Estimates are that up to 27 million cattle had been moved along the trails by then. Cattle drives and cowboys became iconic images of the American West, inspiring the musical Oklahoma!, with lyrics by Oscar Hammerstein II, the 1948 movie Red River, starring John Wayne, and the Marlboro Man, conceived by advertising pioneer Leo Burnett.
Legend of America has more about life on the trail.
Being able to include Teddy Roosevelt in the story was a treat for Rosa, who writes in behind-the-scenes notes for Volume 4 of Uncle Scrooge and Donald Duck: The Don Rosa Library (2015):
Scrooge at this point in his life is still far from the Scrooge we know. He still lacks confidence and knowledge, and as I researched the history of the Montana-Dakota Territories in the 1880s, I immediately found that one of my own personal heroes of American history was living there at the same time my story would take place!
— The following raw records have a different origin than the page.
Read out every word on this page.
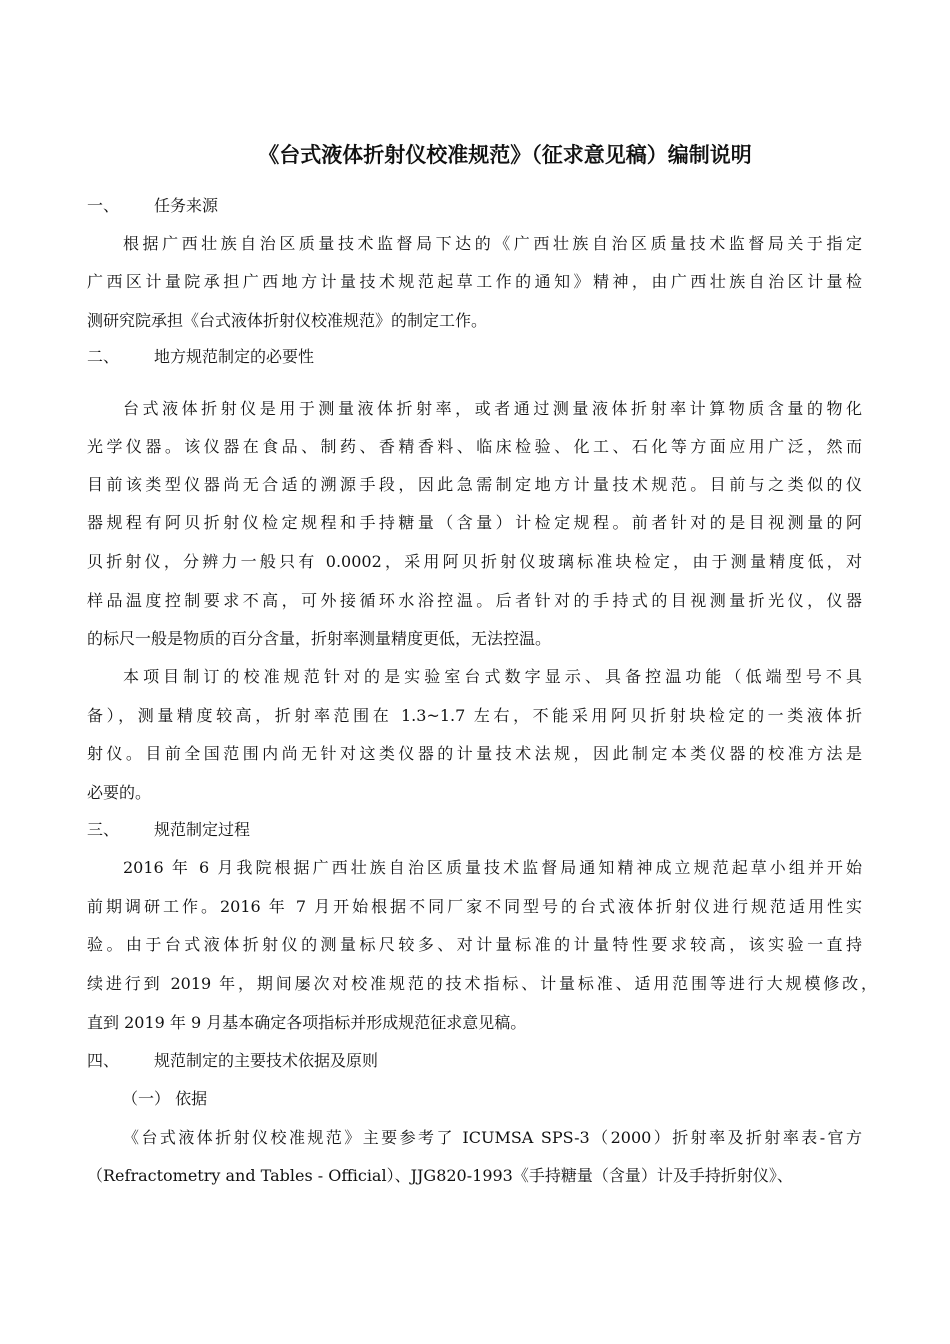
《台式液体折射仪校准规范》（征求意见稿）编制说明
一、 任务来源
根据广西壮族自治区质量技术监督局下达的《广西壮族自治区质量技术监督局关于指定
广西区计量院承担广西地方计量技术规范起草工作的通知》精神，由广西壮族自治区计量检
测研究院承担《台式液体折射仪校准规范》的制定工作。
二、 地方规范制定的必要性
台式液体折射仪是用于测量液体折射率，或者通过测量液体折射率计算物质含量的物化
光学仪器。该仪器在食品、制药、香精香料、临床检验、化工、石化等方面应用广泛，然而
目前该类型仪器尚无合适的溯源手段，因此急需制定地方计量技术规范。目前与之类似的仪
器规程有阿贝折射仪检定规程和手持糖量（含量）计检定规程。前者针对的是目视测量的阿
贝折射仪，分辨力一般只有 0.0002，采用阿贝折射仪玻璃标准块检定，由于测量精度低，对
样品温度控制要求不高，可外接循环水浴控温。后者针对的手持式的目视测量折光仪，仪器
的标尺一般是物质的百分含量，折射率测量精度更低，无法控温。
本项目制订的校准规范针对的是实验室台式数字显示、具备控温功能（低端型号不具
备），测量精度较高，折射率范围在 1.3~1.7 左右，不能采用阿贝折射块检定的一类液体折
射仪。目前全国范围内尚无针对这类仪器的计量技术法规，因此制定本类仪器的校准方法是
必要的。
三、 规范制定过程
2016 年 6 月我院根据广西壮族自治区质量技术监督局通知精神成立规范起草小组并开始
前期调研工作。2016 年 7 月开始根据不同厂家不同型号的台式液体折射仪进行规范适用性实
验。由于台式液体折射仪的测量标尺较多、对计量标准的计量特性要求较高，该实验一直持
续进行到 2019 年，期间屡次对校准规范的技术指标、计量标准、适用范围等进行大规模修改，
直到 2019 年 9 月基本确定各项指标并形成规范征求意见稿。
四、 规范制定的主要技术依据及原则
（一） 依据
《台式液体折射仪校准规范》主要参考了 ICUMSA SPS-3（2000）折射率及折射率表-官方
（Refractometry and Tables - Official）、JJG820-1993《手持糖量（含量）计及手持折射仪》、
Roosevelt’s belief in hard work and love of nature made him an ideal mentor for Scrooge. Much of his dialogue is quoted and paraphrased from the later president’s books and speeches. Even the outfit he wears in the comic is based on one he actually wore: the Badlands hunter suit in which he posed for a photo in New York in 1885.
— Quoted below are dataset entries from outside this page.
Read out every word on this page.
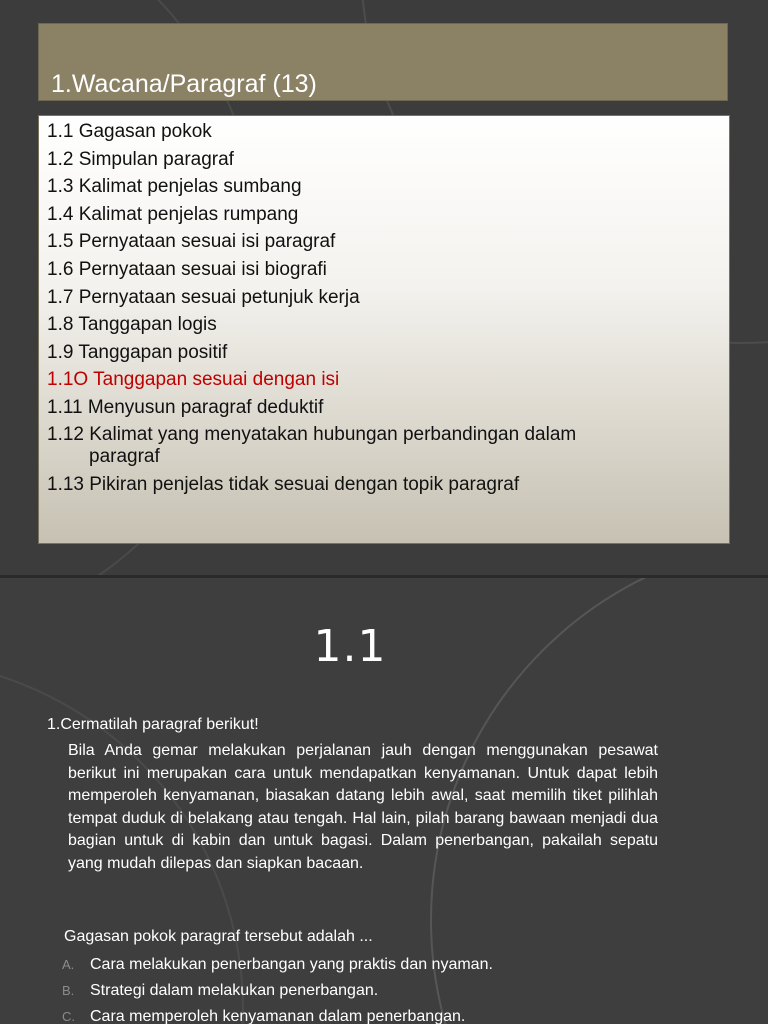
1.Wacana/Paragraf (13)
1.1 Gagasan pokok
1.2 Simpulan paragraf
1.3 Kalimat penjelas sumbang
1.4 Kalimat penjelas rumpang
1.5 Pernyataan sesuai isi paragraf
1.6 Pernyataan sesuai isi biografi
1.7 Pernyataan sesuai petunjuk kerja
1.8 Tanggapan logis
1.9 Tanggapan positif
1.1O Tanggapan sesuai dengan isi
1.11 Menyusun paragraf deduktif
1.12 Kalimat yang menyatakan hubungan perbandingan dalam
paragraf
1.13 Pikiran penjelas tidak sesuai dengan topik paragraf
1.1
1.Cermatilah paragraf berikut!
Bila Anda gemar melakukan perjalanan jauh dengan menggunakan pesawat berikut ini merupakan cara untuk mendapatkan kenyamanan. Untuk dapat lebih memperoleh kenyamanan, biasakan datang lebih awal, saat memilih tiket pilihlah tempat duduk di belakang atau tengah. Hal lain, pilah barang bawaan menjadi dua bagian untuk di kabin dan untuk bagasi. Dalam penerbangan, pakailah sepatu yang mudah dilepas dan siapkan bacaan.
Gagasan pokok paragraf tersebut adalah ...
A. Cara melakukan penerbangan yang praktis dan nyaman.
B. Strategi dalam melakukan penerbangan.
C. Cara memperoleh kenyamanan dalam penerbangan.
After serving for two years in the New York State Assembly from 1882 to 1884, Roosevelt, having lost his wife that year to kidney failure, trekked west. He built a ranch in North Dakota and wrote various articles and three books about life on the frontier. He married his second wife in 1886 and returned east permanently the following year after the harsh winter had wiped out his herd and investment, like those of so many other ranchers.
The Badlands, stretching for hundreds of miles across eastern Montana and the western halves of North and South Dakota, haven’t changed much since Roosevelt explored them in the 1880s. The Native American Lakota were the first to call the area “land bad”. French-Canadian fur trappers knew it as “bad lands to travel through.” In the late nineteenth century, the Lakota were forced off their lands to make way for homesteaders. Clashes culminated in the 1890 Wounded Knee Massacre, in which hundreds of Native Americans were killed.
The badlands today are largely protected as part of National Parks, one of which is named after Roosevelt.
Rosa took some artistic license in portraying the landscape. Although all the elements are drawn from life, he merged various formations from across the vast Badlands into a single vista.